Seven Ancient Wonders - Matthew Reilly [58]
Suddenly, his earpiece roared to life:
‘Jack! Zoe!’ Wizard’s voice called. ‘You have to hide! Judah’s going to be there any moment now—’
West spun, just as a bullet sizzled out of the entry tunnel behind him and whizzed over his head, missing his scalp by centimetres.
‘You two, that way!’ he ordered Zoe and Lily to the left side of the doorway, while he himself scampered to the right of the stone doorframe, peered back, and saw dark shadows rising up the tunnel, approaching fast.
Decision time.
There was no way he could get to the podium containing the Lighthouse’s Mirror and the Mausoleum’s Pillar before Judah’s force arrived. No way to allow Lily to glimpse their carved incantations.
His eyes scanned the chamber for an escape.
There was some open space on the far side of the island, but it offered no escape: only the wide granite dam that held back the pool of superhot mud lay over there—presumably waiting to be set off by the trigger-stone steps.
And in an instant, it all made sense: the rising tunnel with the clumps of dried mud at its edges, the guttered path in the hall below and the similarly gutter-lined stairs down at the Great Arch: this molten mud, when released from its dam, would flow around the raised island containing the Mirror and Pillar and then down through the Refuge, all the way to the water in the chasm, killing any crypt-raiders in the process and protecting the two Pieces.
The half-bodied Nazi skeletons, melted at the waist, now also made sense: they’d been killed trying to outrun the mud. Hessler himself must have been trapped atop the podium as it had been surrounded by the stuff. He had then died in perhaps the worst way of all—of starvation, in the dark, alone. His buddy, Koenig, must have escaped somehow and trekked across the desert to Tobruk.
Among the many statue alcoves that lined the circular wall of the chamber, West also saw two smaller openings on either side of the main entry doorway.
They were low arched tunnels, maybe a metre high—and elevated slightly above the floor of the chamber by about 2 feet.
West didn’t know what they were, and right now he didn’t care.
‘Zoe! That little tunnel! Get Lily out of here!’
Zoe swept Lily into the low arched tunnel on their side of the doorway, while West himself charged over to the right-hand one and peered down it.
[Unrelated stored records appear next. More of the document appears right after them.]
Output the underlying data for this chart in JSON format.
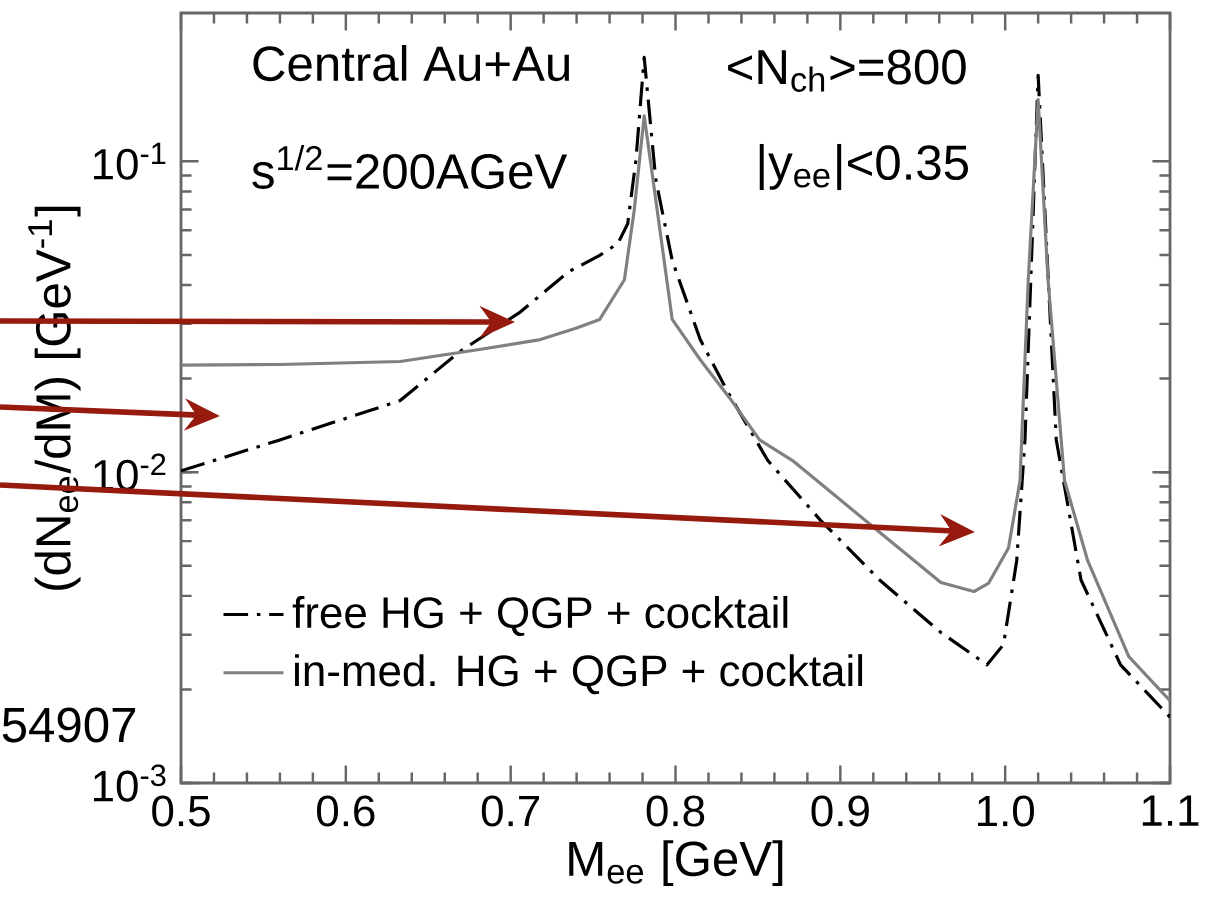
{
  "chart_data": {
    "type": "line",
    "xlabel": "M$_{ee}$ [GeV]",
    "ylabel": "(dN$_{ee}$/dM) [GeV$^{-1}$]",
    "log": "y",
    "xlim": [
      0.5,
      1.1
    ],
    "ylim": [
      0.001,
      0.3
    ],
    "xticks": [
      0.5,
      0.6,
      0.7,
      0.8,
      0.9,
      {
        "value": 1.0,
        "label": "1.0"
      },
      1.1
    ],
    "yticks": [
      {
        "value": 0.001,
        "label": "10$^{-3}$"
      },
      {
        "value": 0.01,
        "label": "10$^{-2}$"
      },
      {
        "value": 0.1,
        "label": "10$^{-1}$"
      }
    ],
    "grid": false,
    "legend": "bottom left",
    "annotations": [
      "Central Au+Au",
      "s$^{1/2}$=200AGeV",
      "<N$_{ch}$>=800",
      "|y$_{ee}$|<0.35",
      "54907"
    ],
    "series": [
      {
        "name": "free HG + QGP + cocktail",
        "color": "#000000",
        "line_style": "dashdot",
        "x": [
          0.5,
          0.56,
          0.633,
          0.669,
          0.706,
          0.735,
          0.754,
          0.765,
          0.771,
          0.776,
          0.781,
          0.788,
          0.798,
          0.815,
          0.832,
          0.856,
          0.888,
          0.924,
          0.961,
          0.989,
          0.999,
          1.007,
          1.012,
          1.02,
          1.031,
          1.046,
          1.07,
          1.1
        ],
        "values": [
          0.0101,
          0.0127,
          0.017,
          0.0244,
          0.0328,
          0.0441,
          0.0498,
          0.0544,
          0.063,
          0.101,
          0.216,
          0.0875,
          0.048,
          0.0267,
          0.018,
          0.0109,
          0.007,
          0.00449,
          0.00305,
          0.0024,
          0.00279,
          0.0052,
          0.0127,
          0.189,
          0.0127,
          0.0045,
          0.0024,
          0.00163
        ]
      },
      {
        "name": "in-med. HG + QGP + cocktail",
        "color": "#808080",
        "line_style": "solid",
        "x": [
          0.5,
          0.56,
          0.633,
          0.681,
          0.718,
          0.74,
          0.754,
          0.769,
          0.775,
          0.781,
          0.788,
          0.798,
          0.815,
          0.834,
          0.851,
          0.871,
          0.924,
          0.961,
          0.981,
          0.99,
          1.002,
          1.009,
          1.014,
          1.02,
          1.026,
          1.036,
          1.05,
          1.075,
          1.1
        ],
        "values": [
          0.0221,
          0.0222,
          0.0227,
          0.0248,
          0.0267,
          0.0291,
          0.031,
          0.0416,
          0.07,
          0.14,
          0.0754,
          0.031,
          0.023,
          0.017,
          0.0127,
          0.0109,
          0.0064,
          0.00442,
          0.00413,
          0.0044,
          0.0057,
          0.0094,
          0.0416,
          0.158,
          0.0416,
          0.0094,
          0.0052,
          0.00255,
          0.00184
        ]
      }
    ]
  }
}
The low tunnel disappeared downwards in a long dead-straight line.
‘No choice,’ he said aloud.
He ducked inside the little arched tunnel—just as Zoe and Lily did the same on the other side of the chamber—a bare second before Judah’s force swept into the holy chamber.
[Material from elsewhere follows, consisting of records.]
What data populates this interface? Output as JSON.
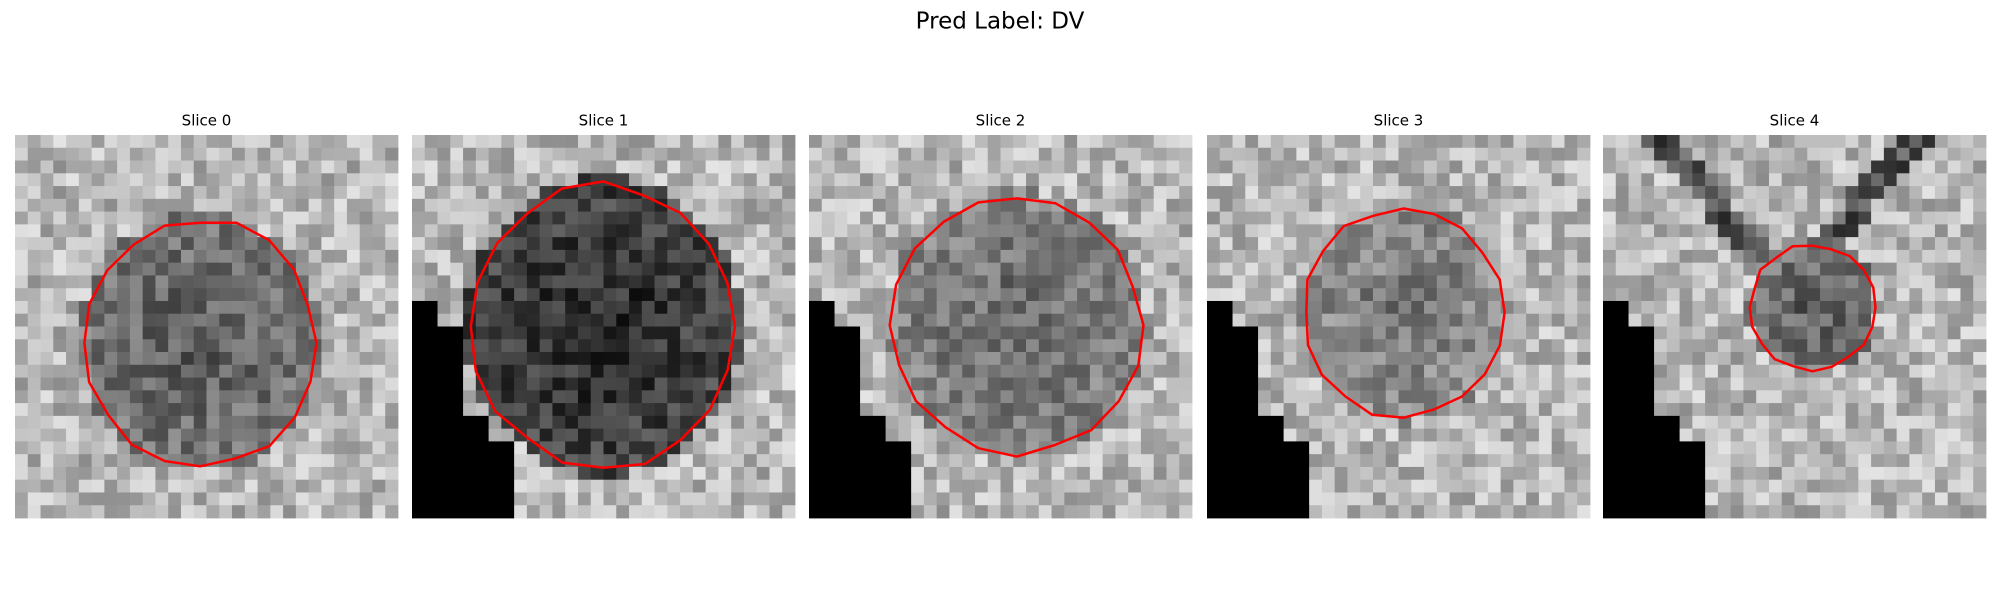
{
  "title": "Pred Label: DV",
  "panels": [
    {
      "title": "Slice 0"
    },
    {
      "title": "Slice 1"
    },
    {
      "title": "Slice 2"
    },
    {
      "title": "Slice 3"
    },
    {
      "title": "Slice 4"
    }
  ]
}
At that exact same moment, four tiny figures were hustling across the superhigh aqueduct bridge that spanned the left arm of the Y-junction.
Led by the frumpy but determined Pooh Bear they looked like a team of tightrope walkers. But they made it across and disappeared into the small metre-high arched tunnel on the far side.
Marshall Judah stepped into the domed chamber and gazed up at the Mirror and the Pillar.
He grinned, satisfied.
His eyes searched the area for West—scanning the many alcoves, nooks and crannies.
No sign of him. Yet.
He called: ‘I know you’re in here, Jack! My, my, twice in two days. Looks like you’ve failed again. . . ’
His men fanned out, searching the chamber, guns up.
West backed down his little arched tunnel, praying that the darkness concealed him.
As he moved, he drew his H&K pistol from his thigh holster and aimed it up the tunnel—when with startling suddenness, a CIEF trooper appeared at the top of the tunnel, gun up!
West’s finger balanced on his trigger—firing might save him momentarily, but it would also give away his position. . .
But the trooper didn’t fire.
He just peered down the tunnel, squinting, searching.
He couldn’t see West . . .
But then the CIEF trooper reached for the pair of night-vision goggles hanging from his belt.